‘A safe Internet and a free Internet can co-exist’
- Internet Governance
17 February 2024
Bengaluru, often called the information technology capital of the country, can stake claim for some of the legwork, with many from the city having either campaigned for the cause or took part in the PIL. Photo:
The article was published in the Hindu on March 25, 2015. Sunil Abraham is quoted.
Social media was celebrating on Tuesday. “Such a party going on on Twitter today #66A!” said one exuberant user, while another put a rap on it: “Made an FB post and didn’t go to jail. I gotta say today was a good day.” Another group was quick to point though: “Enjoy the freedom “responsibly!”
The day the Supreme Court struck down Section 66A of the Information Technology (IT) Act, those who had consistently termed it a “tyrannical” and “draconian” legal provision did a victory lap, calling it a “triumph for free speech in India”. Bengaluru, often called the information technology capital of the country, can stake claim for some of the legwork, with many from the city having either campaigned for the cause or took part in the PIL.
MP Rajeev Chandrasekhar, one of the litigants, said, “A free and fair Internet is crucial for innovation, connection and economic growth. By repealing section 66A, India is now ready for a technological leap. A safe Internet and a free Internet can co-exist, and the government should now draft carefully worded amendments that enable this co-existence.”
Stating that the Section was more your foe than a friend, cyber law expert Pavan Duggal said, “Section 66A symbolised the tyranny of ambiguous vague terms over the purity of legitimate free speech. It represented a tool for suppressing bonafide free speech, which was extensively misused. Freedom of speech and expression on the Internet is sacrosanct and only subject to reasonable restrictions given under Article 19(2) of the Constitution of India.”
Intermediaries
Sunil Abraham, Executive Director of the Centre for Internet and Society (CIS), said there were other positives in the landmark judgement.

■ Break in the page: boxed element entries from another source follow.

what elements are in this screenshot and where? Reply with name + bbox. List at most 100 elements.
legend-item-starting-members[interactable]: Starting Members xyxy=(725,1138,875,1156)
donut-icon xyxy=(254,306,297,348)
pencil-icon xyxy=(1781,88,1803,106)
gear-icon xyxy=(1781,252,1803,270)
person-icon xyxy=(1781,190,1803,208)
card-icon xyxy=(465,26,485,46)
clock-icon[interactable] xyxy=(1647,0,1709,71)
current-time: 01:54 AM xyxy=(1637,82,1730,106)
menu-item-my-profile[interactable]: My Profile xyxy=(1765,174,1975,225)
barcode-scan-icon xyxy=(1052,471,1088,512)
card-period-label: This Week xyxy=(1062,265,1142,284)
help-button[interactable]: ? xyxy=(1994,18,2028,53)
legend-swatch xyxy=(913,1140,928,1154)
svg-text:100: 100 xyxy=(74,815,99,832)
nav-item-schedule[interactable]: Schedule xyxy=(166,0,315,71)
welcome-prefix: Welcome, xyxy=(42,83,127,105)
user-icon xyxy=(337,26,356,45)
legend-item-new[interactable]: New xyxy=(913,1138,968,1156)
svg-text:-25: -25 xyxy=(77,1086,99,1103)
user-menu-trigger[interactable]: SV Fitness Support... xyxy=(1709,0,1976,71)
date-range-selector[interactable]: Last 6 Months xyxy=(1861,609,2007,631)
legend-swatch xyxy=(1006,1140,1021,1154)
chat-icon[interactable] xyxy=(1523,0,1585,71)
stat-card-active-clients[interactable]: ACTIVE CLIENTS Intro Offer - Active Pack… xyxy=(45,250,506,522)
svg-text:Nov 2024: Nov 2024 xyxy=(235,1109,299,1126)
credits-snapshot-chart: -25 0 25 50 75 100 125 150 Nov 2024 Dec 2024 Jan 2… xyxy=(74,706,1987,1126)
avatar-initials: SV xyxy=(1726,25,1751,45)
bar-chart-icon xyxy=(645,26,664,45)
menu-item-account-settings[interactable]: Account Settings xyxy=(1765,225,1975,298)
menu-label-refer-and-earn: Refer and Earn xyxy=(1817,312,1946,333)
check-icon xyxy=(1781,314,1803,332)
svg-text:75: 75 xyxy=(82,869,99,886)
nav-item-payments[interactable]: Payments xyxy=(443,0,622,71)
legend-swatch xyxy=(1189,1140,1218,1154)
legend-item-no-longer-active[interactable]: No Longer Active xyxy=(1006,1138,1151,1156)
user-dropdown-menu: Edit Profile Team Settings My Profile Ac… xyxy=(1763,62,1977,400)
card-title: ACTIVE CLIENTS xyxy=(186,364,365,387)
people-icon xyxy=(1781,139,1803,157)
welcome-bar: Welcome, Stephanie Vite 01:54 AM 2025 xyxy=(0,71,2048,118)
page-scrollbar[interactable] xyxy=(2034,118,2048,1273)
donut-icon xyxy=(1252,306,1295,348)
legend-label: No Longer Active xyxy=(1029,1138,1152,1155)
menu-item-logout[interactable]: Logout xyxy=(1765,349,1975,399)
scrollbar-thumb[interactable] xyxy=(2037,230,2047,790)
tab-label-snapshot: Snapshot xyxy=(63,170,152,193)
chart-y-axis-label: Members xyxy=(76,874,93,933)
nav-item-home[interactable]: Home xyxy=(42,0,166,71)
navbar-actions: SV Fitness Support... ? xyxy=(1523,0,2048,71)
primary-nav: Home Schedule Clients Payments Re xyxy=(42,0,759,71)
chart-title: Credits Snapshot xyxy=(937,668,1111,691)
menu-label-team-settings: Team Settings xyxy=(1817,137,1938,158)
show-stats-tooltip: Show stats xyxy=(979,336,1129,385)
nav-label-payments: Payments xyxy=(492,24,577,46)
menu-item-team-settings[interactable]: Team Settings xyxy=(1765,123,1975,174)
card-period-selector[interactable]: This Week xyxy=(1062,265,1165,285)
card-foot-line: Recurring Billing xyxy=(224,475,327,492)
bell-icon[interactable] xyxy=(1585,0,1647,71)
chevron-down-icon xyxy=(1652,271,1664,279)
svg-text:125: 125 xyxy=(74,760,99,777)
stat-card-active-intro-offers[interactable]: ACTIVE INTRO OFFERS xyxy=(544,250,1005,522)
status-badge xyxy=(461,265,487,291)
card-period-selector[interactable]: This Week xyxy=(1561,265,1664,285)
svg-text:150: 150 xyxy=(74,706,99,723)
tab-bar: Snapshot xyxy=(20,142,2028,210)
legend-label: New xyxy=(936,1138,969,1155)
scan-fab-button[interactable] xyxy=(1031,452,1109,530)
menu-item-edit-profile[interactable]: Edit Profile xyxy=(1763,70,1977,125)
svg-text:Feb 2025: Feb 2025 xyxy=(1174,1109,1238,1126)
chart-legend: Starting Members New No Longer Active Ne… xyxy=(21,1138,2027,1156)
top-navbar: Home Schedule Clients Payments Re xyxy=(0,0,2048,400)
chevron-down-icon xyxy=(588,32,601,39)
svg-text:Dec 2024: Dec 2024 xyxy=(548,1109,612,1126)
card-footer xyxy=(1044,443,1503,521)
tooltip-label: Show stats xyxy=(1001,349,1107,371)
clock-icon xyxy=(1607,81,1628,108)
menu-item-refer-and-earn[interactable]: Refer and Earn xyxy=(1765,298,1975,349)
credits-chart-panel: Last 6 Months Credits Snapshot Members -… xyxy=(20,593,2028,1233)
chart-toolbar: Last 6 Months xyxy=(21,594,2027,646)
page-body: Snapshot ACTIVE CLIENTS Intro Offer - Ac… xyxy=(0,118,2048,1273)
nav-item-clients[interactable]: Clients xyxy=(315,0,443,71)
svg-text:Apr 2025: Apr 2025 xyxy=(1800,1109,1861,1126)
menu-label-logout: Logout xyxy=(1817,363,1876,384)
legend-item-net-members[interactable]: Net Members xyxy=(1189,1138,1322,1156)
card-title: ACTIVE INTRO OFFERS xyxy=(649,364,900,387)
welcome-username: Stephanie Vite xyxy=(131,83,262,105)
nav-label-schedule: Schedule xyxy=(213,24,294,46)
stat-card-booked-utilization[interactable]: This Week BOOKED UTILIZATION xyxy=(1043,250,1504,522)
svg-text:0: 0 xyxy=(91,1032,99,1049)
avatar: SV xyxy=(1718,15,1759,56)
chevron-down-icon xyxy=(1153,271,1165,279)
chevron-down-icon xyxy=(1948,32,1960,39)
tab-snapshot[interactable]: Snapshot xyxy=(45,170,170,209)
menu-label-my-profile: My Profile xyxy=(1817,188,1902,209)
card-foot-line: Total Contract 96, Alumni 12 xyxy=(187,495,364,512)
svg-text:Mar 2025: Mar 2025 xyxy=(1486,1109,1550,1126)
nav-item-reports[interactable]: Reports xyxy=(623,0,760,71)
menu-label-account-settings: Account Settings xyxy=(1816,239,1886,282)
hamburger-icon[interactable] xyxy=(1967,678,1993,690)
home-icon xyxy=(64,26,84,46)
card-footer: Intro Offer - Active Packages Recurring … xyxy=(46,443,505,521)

“For the first time since the 1960s, the SC has struck down a section of law deeming it unconstitutional. Section 79 gave an adjudicatory position to intermediaries (such as Facebook, Twitter or bloggers). They were liable if they took the wrong decision or if they did not act on ‘take down’ requests within 36 hours. Now they are immune either way,” he explained. He said small-time bloggers, newspapers, and open source encyclopaedia, such as Wikipedia, will now be protected.
‘Retain spirit of Section 66A(b)’
K.V. Aditya Bharadwaj
Bengaluru: While even cops handling cyber crimes have welcomed scrapping sub-sections (a) and (c) of Section 66A of IT Act, 2000, they make a case for retaining the spirit of sub-section (b) in an amended law expected to be brought in shortly.
Section 66A(b) deals with a person sending out messages using electronic medium, which he knows to be false. It was under this provision that cops booked rumour-mongers who spread hatred messages through WhatsApp and other social media, which was scrapped.
A classic case was the one were two men were arrested for sending out provocative WhatsApp messages in July 2012, leading to an exodus of North-East Indians from the city. “Similar baseless WhatsApp messages led to chaos after the December 2014 Church Street blast and D.K. Ravi’s death. Even twitter was abuzz with parody profiles and fake claims made by people after the bomb blast. Rumour mongering and sending provocative messages have turned out to be a major area of concern in urban centres,” said a senior official.
An official said that in the absence of Section 66A(b), such rumour-mongers could only be booked under the Karnataka Police Act, which carries a very light punishment.